I just spent an enjoyable hour with Jim who works at Cooper & McKenzie's menswear on Reform Street. After reading 'The Way We Wore - A life in threads' by Robert Elms I was really keen to get Jim's take on gents fashion trends and tailoring, drawing on his experience of menswear spanning some 3 decades. It was great to talk to someone with such knowledge and enthusiasm.

We talked about favourite pieces such as this classic tweed jacket made from Borders Tweed - a really beautiful cloth.


This jacket might be a favorite with some guy maybe 30/40+yrs - so as a contrast Jim selected some suits for the younger market. Some fresh pinstripes with a flash of a bold lining fabric that said 'wall street wide boy' to me (tell tale signs of my age and style preferences I suppose!) but are immensely popular with the 18-25yr market. Check the linings on these:


We spoke about 1960's & 1970's 2 and 3 button single breasted suits and a contemporary penchant for single breasted suits with a double breasted lapel! Crazy times - with the David Beckham's of this world to be seen sporting such bold pieces of tailoring.


As we moved around the store the beautiful tweeds kept drawing me in and I found myself repeatedly pulling out jackets made by the same label - Falabella an Italian company that interestingly Cooper & McKenzie have sole license to sell in the UK. In my opinion really stylish threads. Apparently these wool cashmere coats and their leisure/sports jackets are hugely popular - classic, sharp and a wee bit cheeky in one, I was quite taken!



I think my personal favorite of the day though was this classic tweed (definite possibilities for the Urban County Dandy if worn appropriately! - You can trust me - I've been known to sport an outfit my friends described as Tyrolian Urban! I'll post up a pic of that sometime!)

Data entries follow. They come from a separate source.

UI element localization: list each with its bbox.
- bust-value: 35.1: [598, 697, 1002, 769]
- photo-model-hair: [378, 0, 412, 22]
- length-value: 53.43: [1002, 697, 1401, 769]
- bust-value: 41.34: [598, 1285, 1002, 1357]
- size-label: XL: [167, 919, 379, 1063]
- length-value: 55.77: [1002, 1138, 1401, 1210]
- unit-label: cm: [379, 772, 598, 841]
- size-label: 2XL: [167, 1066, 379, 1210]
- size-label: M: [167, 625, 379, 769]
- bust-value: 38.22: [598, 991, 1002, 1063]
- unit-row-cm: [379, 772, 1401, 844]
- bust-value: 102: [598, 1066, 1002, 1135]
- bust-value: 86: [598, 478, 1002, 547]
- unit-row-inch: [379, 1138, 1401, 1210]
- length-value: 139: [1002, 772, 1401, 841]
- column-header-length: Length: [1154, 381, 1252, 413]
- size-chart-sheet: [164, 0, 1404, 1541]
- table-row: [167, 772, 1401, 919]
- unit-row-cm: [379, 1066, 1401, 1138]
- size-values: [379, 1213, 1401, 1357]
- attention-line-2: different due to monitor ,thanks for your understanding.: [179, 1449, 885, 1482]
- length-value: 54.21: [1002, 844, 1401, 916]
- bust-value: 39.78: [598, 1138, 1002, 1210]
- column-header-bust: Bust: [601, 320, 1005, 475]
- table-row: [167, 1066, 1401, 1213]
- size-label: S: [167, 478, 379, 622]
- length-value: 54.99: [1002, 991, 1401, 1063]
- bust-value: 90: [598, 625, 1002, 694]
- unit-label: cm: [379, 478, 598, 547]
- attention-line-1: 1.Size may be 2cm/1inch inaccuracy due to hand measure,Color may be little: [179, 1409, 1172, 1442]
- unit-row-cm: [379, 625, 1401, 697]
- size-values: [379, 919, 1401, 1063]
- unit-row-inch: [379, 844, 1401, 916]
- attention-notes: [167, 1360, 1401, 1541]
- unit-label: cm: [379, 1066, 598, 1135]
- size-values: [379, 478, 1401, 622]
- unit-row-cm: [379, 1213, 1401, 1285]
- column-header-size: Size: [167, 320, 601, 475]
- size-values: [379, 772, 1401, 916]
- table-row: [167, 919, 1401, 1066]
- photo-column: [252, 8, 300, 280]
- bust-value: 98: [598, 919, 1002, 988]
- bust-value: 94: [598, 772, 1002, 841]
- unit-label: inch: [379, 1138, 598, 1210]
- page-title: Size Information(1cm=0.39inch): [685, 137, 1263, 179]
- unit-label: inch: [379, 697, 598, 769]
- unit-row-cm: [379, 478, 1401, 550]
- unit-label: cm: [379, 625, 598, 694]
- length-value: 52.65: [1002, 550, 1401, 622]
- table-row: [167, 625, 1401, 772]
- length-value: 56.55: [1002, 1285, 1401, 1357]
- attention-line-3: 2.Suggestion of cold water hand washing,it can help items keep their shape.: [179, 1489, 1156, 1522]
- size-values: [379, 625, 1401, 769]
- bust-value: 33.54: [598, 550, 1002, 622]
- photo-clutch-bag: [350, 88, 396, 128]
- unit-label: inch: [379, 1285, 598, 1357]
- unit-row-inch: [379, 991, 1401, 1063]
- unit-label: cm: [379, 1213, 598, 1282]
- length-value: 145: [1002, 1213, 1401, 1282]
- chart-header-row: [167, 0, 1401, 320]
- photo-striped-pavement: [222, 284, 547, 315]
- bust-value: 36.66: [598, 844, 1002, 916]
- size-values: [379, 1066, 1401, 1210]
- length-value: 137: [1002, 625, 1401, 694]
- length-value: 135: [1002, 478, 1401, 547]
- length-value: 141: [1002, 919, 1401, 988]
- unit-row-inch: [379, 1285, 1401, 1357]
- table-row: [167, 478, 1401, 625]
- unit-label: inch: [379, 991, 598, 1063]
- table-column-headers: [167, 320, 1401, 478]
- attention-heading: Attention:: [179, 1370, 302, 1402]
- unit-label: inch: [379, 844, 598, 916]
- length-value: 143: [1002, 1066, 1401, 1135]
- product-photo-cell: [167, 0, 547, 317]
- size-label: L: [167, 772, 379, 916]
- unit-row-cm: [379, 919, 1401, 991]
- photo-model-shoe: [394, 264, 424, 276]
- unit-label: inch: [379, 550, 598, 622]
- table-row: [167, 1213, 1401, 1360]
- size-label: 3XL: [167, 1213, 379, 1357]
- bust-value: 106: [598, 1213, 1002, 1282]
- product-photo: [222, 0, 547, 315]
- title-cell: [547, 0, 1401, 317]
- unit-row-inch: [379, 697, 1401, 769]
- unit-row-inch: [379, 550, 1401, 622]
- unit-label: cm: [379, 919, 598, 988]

This is an example of Cooper & McKenzie's sourcing a great tweed and having maybe only 14 jackets made up. This is as close to bespoke as I reckon most might get - a limited edition jacket made of the finest quality Scottish cloth at a modest price. My partner is going to join me in Dundee during my May trip and we've talked about visiting the store as I'm uber curious to know what he thinks of these and the other jackets and suits.

I asked Jim about waistcoats too and was intrigued to hear that they are just getting a feel for the three piece suit again! Top style tips as he showed me some rather lush deep mustard doe skin(pure wool) waistcoats that they've just had made up especially and are doing rather well.

I must thank Jim for being so generous with his time and taking me through all the types of suits Cooper & McKenzie stock and the types of gent they serve. We were definitely of a similar mind as we spoke about everyday 'costumes' and how what we wear plays a key role in our everyday 'performances' at work with colleagues, at home with family & friends - as we go about our public/social interactions.